鋭く大地を穿つ雷鳴と、閃光を思わせる細い瞳孔が傍らからの視線に気付くと、甘く微笑んで応える。
即座に獣の意識を奪うような、そんな力があるなど信じられない柔和さだ。
「オラトリオだと…、…雷電か?」
エメラルデラの脳裏に、迅雷の閃光が過る。
「それも権能の一つですが、お力の一欠片にしか過ぎません。竜にもよりますが、基本的には戦局に影響を与えるような能力があるはずです」
ピカイアは話ながら赤い果実を取り上げると、小さな口に運び込む。
懸命に頬張る小さな口から、熟した甘さと一緒に果汁が溢れ出し、口許を汚していた。
その姿に目元を緩めると、エメラルデラはピカイアの唇を指で拭う。
唇を塞がれて喋れなくなったピカイアの代わりに、今度はシエスが口を開いた。
「例えば…皇帝の竜は炎を操りますが、鼓舞という権能を持っています。兄と番いが見渡せる範囲で…皇帝に剣を捧げた者の恐怖心を抑え、力と持久力を際限なく高める、などですね。戦争においてはこれ程有用な力もなかなかないでしょう」
事も無げに、お手軽な死兵の作り方を伝えてくるシエスの軽薄な言い種は、エメラルデラの背筋を寒くさせる。

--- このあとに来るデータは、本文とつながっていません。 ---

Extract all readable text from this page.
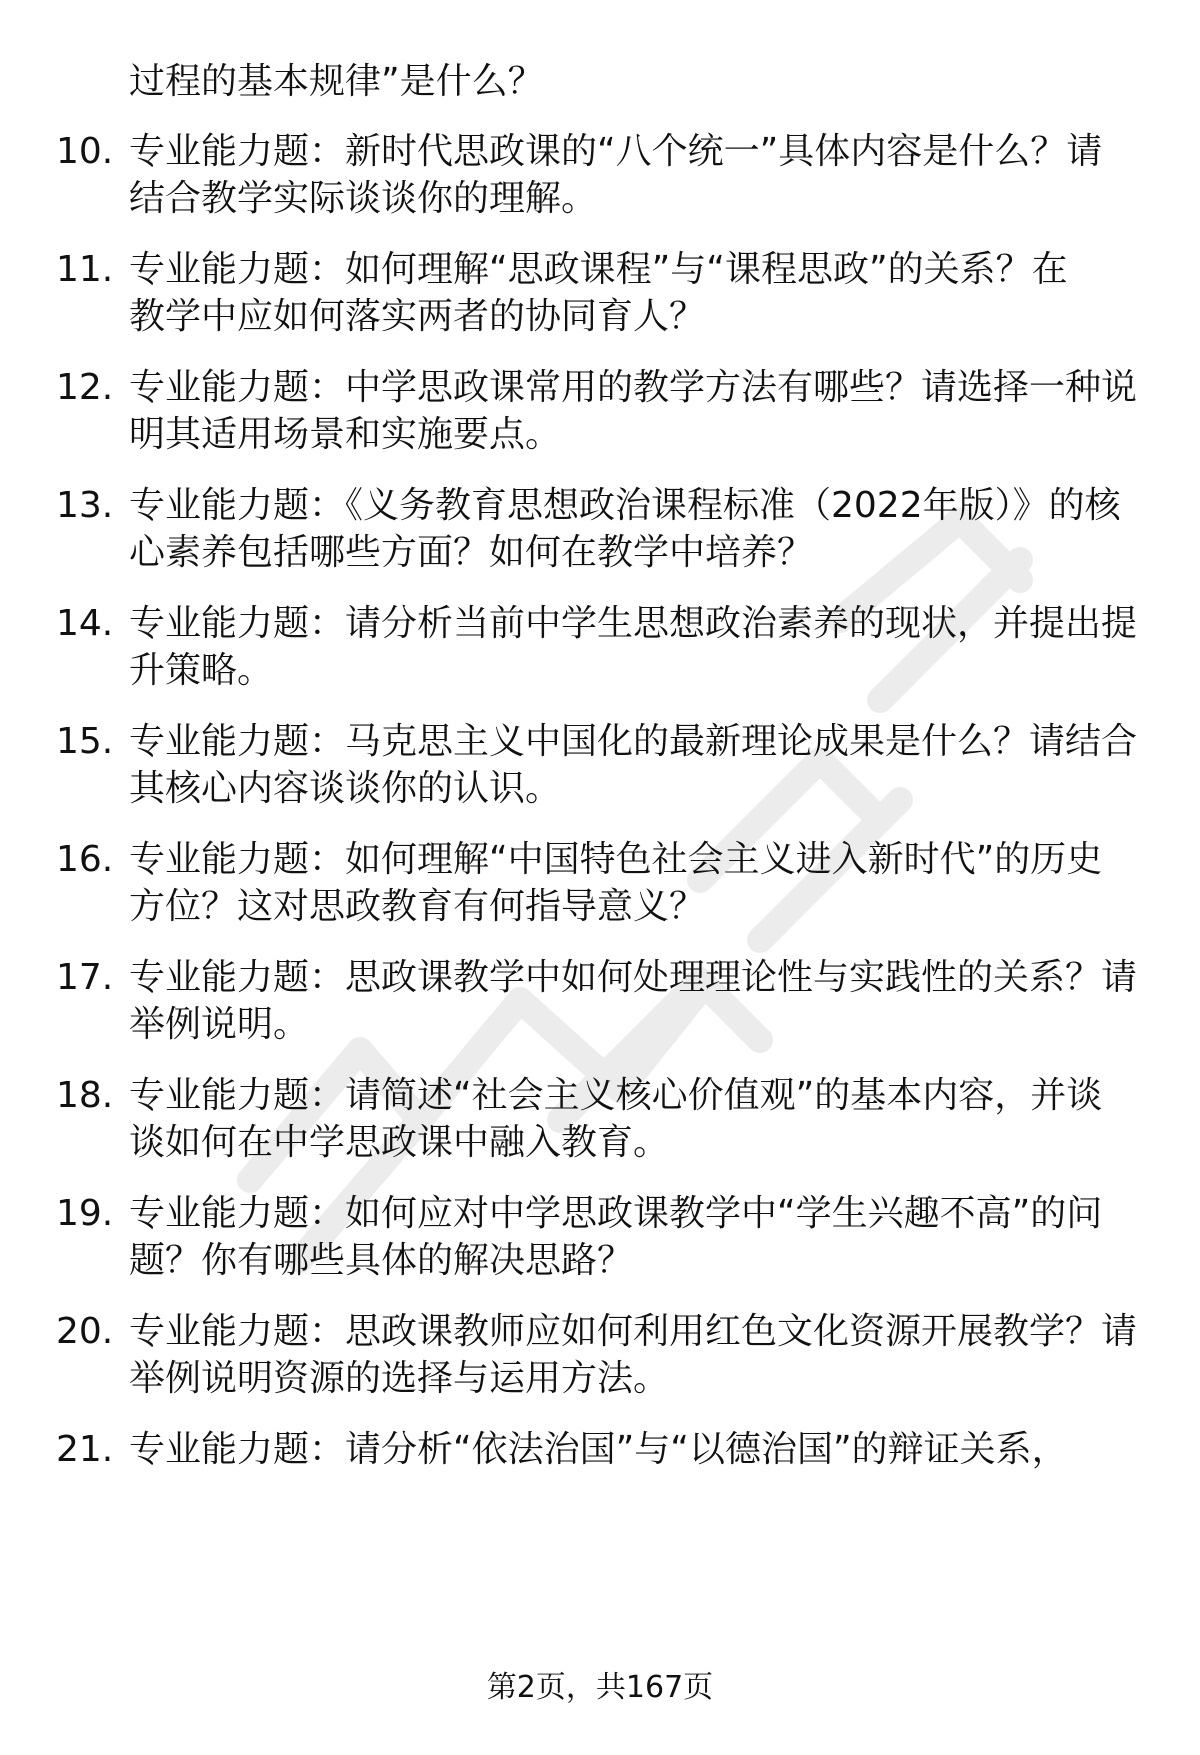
过程的基本规律”是什么？
10. 专业能力题：新时代思政课的“八个统一”具体内容是什么？请
结合教学实际谈谈你的理解。
11. 专业能力题：如何理解“思政课程”与“课程思政”的关系？在
教学中应如何落实两者的协同育人？
12. 专业能力题：中学思政课常用的教学方法有哪些？请选择一种说
明其适用场景和实施要点。
13. 专业能力题：《义务教育思想政治课程标准（2022年版）》的核
心素养包括哪些方面？如何在教学中培养？
14. 专业能力题：请分析当前中学生思想政治素养的现状，并提出提
升策略。
15. 专业能力题：马克思主义中国化的最新理论成果是什么？请结合
其核心内容谈谈你的认识。
16. 专业能力题：如何理解“中国特色社会主义进入新时代”的历史
方位？这对思政教育有何指导意义？
17. 专业能力题：思政课教学中如何处理理论性与实践性的关系？请
举例说明。
18. 专业能力题：请简述“社会主义核心价值观”的基本内容，并谈
谈如何在中学思政课中融入教育。
19. 专业能力题：如何应对中学思政课教学中“学生兴趣不高”的问
题？你有哪些具体的解决思路？
20. 专业能力题：思政课教师应如何利用红色文化资源开展教学？请
举例说明资源的选择与运用方法。
21. 专业能力题：请分析“依法治国”与“以德治国”的辩证关系，
第2页，共167页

嫌そうに顔を歪めるエメラルデラに、シエスは面白がって更に言葉を重ねてきた。
全くもって、性格の悪さが伺える。
「ちなみに神国の天子の権能は、持続的な回復になります。皇帝と効果を及ぼす範囲は同じですが、受けた傷を徐々に癒していくんですよ。あとは傷を過剰に回復させることで、病を誘発するらしいのですが…これは天子の竜から直接傷を受けた者のみでしたね」
「何というか、恐ろしいな…」
それ以上の感想も例えも捻り出せない程に、エメラルデラは恐怖を感じた。
帝国に剣を捧げる者達が死兵となって戦場を這い、無尽蔵な流血を許容する神徒は狂信的に神罰をくだす。
エメラルデラたち流民にとっては、どちらも不退転の災禍でしかなかった。
そんなエメラルデラとは対照的に、シエスは慣れきった軽やかさで笑っていた。
「本当に恐ろしいですよ。兄と天子が戦場に出てくると、泥試合になりますからね…非効率すぎるんですよ」
────非効率。
シエスの言葉が、戦争における真理の一つを物語っていた。
いかに効率よく相手の資源を削っていくか、それが争いにおいては重要なのだ。
そして、人的資源として消費されていく命の、恐ろしい程の軽さ。
一人一人は信念を持っている筈なのに、数字の上ではただ消費されるていくだけなのだ。
そう気付いてしまえば、ヘドロを喉に流し込まれるような不快感を、エメラルデラは感じた。
飲み下しきれない感情に、エメラルデラは初めて戦争そのものに嫌悪感を覚える。押し黙って匙に口をつけると、詰まった感情ごとスープを嚥下した。
「そういえば、オラトリオ様の権能はどのようなものですか?」
言葉を詰まらせたエメラルデラに取って変わって、ピカイアがオラトリオを見上げ、首を傾げる。
ピカイアの純粋な好奇心が、エメラルデラには天の助けのように思えてならなかった。